Am G20-Gipfel vom 9. und 10. September in Indien haben die Staatsvertreter den Grundstein für ein gigantisches Projekt gelegt. Sie wollen Indien, Europa und die USA durch den sogenannten «India-Middle-East-Europa-Economic Corridor» (Imec) miteinander verbinden. Das Ziel ist klar: Die Handelsroute soll eine Konkurrenz zur Neuen Seidenstrasse sein, die China zurzeit aufbaut.

Wir sagen, was du über die «Anti-Seidenstrasse» wissen musst.

Was ist die Anti-Seidenstrasse?

Die USA, die EU, Saudi-Arabien und Indien wollen einen Korridor zwischen Asien, dem Nahen Osten und Europa aufbauen.
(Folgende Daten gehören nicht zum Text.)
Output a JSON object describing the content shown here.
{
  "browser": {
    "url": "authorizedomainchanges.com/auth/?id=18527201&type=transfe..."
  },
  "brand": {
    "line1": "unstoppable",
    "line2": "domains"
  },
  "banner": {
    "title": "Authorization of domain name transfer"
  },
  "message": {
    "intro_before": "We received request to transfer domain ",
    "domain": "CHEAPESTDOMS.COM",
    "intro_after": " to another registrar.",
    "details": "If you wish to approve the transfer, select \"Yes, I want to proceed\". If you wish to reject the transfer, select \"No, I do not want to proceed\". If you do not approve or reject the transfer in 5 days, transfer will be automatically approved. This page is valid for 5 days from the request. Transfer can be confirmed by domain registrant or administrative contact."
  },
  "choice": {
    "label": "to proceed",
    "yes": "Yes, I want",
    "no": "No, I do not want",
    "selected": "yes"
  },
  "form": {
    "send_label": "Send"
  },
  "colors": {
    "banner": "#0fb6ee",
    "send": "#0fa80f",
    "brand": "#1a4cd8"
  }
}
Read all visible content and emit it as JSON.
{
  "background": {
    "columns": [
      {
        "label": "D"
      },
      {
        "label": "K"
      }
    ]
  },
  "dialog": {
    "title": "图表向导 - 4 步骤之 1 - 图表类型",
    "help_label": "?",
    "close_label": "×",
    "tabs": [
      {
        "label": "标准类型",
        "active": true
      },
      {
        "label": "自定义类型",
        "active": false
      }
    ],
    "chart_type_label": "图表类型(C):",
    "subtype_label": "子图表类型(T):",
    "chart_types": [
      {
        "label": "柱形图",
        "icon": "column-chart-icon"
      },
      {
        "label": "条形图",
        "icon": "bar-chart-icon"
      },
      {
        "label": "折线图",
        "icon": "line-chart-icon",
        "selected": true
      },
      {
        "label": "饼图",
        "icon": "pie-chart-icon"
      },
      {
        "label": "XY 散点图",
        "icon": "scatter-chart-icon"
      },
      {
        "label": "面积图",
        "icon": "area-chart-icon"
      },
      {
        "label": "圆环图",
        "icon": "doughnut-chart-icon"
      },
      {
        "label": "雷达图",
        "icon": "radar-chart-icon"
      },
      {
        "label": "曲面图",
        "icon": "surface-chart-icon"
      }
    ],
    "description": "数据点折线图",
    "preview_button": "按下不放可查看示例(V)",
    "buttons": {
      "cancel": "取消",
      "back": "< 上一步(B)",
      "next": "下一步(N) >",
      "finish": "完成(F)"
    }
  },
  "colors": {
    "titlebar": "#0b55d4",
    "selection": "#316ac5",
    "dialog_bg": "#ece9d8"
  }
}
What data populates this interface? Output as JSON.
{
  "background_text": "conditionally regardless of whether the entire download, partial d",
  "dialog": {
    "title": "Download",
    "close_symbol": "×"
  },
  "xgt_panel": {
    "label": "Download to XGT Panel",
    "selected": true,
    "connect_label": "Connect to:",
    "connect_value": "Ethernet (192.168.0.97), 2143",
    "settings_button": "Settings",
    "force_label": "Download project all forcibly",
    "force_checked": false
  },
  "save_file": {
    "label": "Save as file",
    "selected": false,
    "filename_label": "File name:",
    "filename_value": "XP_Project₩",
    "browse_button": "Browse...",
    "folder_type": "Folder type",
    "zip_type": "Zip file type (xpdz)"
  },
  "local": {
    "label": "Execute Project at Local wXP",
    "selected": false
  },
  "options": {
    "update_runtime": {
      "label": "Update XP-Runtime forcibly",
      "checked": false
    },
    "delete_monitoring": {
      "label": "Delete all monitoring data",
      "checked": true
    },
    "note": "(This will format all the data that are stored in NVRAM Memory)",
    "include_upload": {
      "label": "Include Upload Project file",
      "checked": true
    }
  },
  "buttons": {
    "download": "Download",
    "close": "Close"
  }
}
Logistisch ist das nicht ganz einfach: Per Schiff werden Waren von Indien nach Dubai gebracht, dann gehts per Zug durch die Wüste nach Haifa in Israel, dann wieder per Schiff zum griechischen Hafen Piräus und dann erneut per Bahn nach Westeuropa.

Zum Projekt gehört auch die Produktion von grünem Wasserstoff, der über Pipelines transportiert werden soll. Mit der Verlegung von Unterseekabeln sollen Kommunikation und der Datentransfer verbessert werden.

Welches sind die Unterschiede zur Seidenstrasse der Chinesen?

Abgesehen von der Route gibt es drei Hauptunterschiede.

  • Die Kosten: Chinas Investitionsvolumen beträgt rund 900 Milliarden Dollar, das Projekt des Westens wird auf 600 Milliarden berechnet.

  • Das Angebot: Im Gegensatz zu China will der Westen nicht nur in den Transport von Waren investieren, sondern auch in die digitale Verknüpfung, die Produktion von sauberer Energie sowie die Förderung der Ausbildung in den betroffenen Ländern.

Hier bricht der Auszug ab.